Obviously I have the motor back and VFD installed. Using the drum switch as a control switch for the VFD, so For/Stop?Rev are as original. I think at some point I may ad an E-stop and a jog button. You can't just lift the lid to release belt tension and hand spin the chuck like the old 200 ... so the jog will be nice. Finished off some hockey puck leveling feet tonight, so hopefully tomorrow I will have time to level it up.


----------



## Chuck K (May 4, 2017)

Mister Ed said:


> When either or both are engaged ... well it sounds like any other Logan.

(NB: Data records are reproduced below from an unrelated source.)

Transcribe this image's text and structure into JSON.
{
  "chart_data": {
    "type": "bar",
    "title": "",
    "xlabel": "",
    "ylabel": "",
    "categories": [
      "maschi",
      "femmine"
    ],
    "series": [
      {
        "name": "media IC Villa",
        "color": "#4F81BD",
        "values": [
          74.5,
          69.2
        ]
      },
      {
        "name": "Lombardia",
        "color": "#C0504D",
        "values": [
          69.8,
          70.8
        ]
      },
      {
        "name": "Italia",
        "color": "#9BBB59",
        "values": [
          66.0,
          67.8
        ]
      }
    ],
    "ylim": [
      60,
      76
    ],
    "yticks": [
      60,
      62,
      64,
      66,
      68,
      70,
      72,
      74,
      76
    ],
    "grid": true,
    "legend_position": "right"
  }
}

I know a lot of people don't like using grease on a lathe but some open gear grease will quiet those gears down. The stuff I use (can't remember the brand) drys so it's not sticky.  If you get any on your clothes it will be there forever more.


----------



## Mister Ed (May 4, 2017)

Yep, already picked some up Chuck. Although I'm not particularly sure I like it (NAPA open gear grease). I am not opposed to grease, I also hunted down some NLGI 00 grease. The nearest I can find out, this is what the Amovis 5X and Keystone 122-7x were. Those were the greases that Logan recommended for the gear well in the headstock and I think in the vari drive.


----------



## Chuck K (May 6, 2017)

Mister Ed said:


> Yep, already picked some up Chuck. Although I'm not particularly sure I like it (NAPA open gear grease). I am not opposed to grease, I also hunted down some NLGI 00 grease. The nearest I can find out, this is what the Amovis 5X and Keystone 122-7x were. Those were the greases that Logan recommended for the gear well in the headstock and I think in the vari drive.


----------



## Chuck K (May 6, 2017)

I found a tube of Jax gear lube in some miscellaneous stuff from an auction. I was so impressed with it I contacted the company to find out where I could buy their products. The sales rep was great, but he told me they don't sell retail.  He took my address and sent me a tube no charge. It only takes a small amount to coat all the gears on the back of a lathe.  The tube will probably outlast me.


----------



## Mister Ed (May 6, 2017)

Thanks for the info Chuck. We used to use Jax products when I worked in Milwaukee.  It looks like I can buy it online ... if I buy a case. I guess that won't be happening.


----------



## Chuck K (May 6, 2017)

Seems to me Jax is located somewhere in WI. I think a case would last you a few lifetimes.


----------



## Mister Ed (May 6, 2017)

Yes they are. I think they are north of Milwaukee ... maybe west. Somewhere around there ... definitely not east of there, LOL (we'll see how many people look at a map to figure that one out).


----------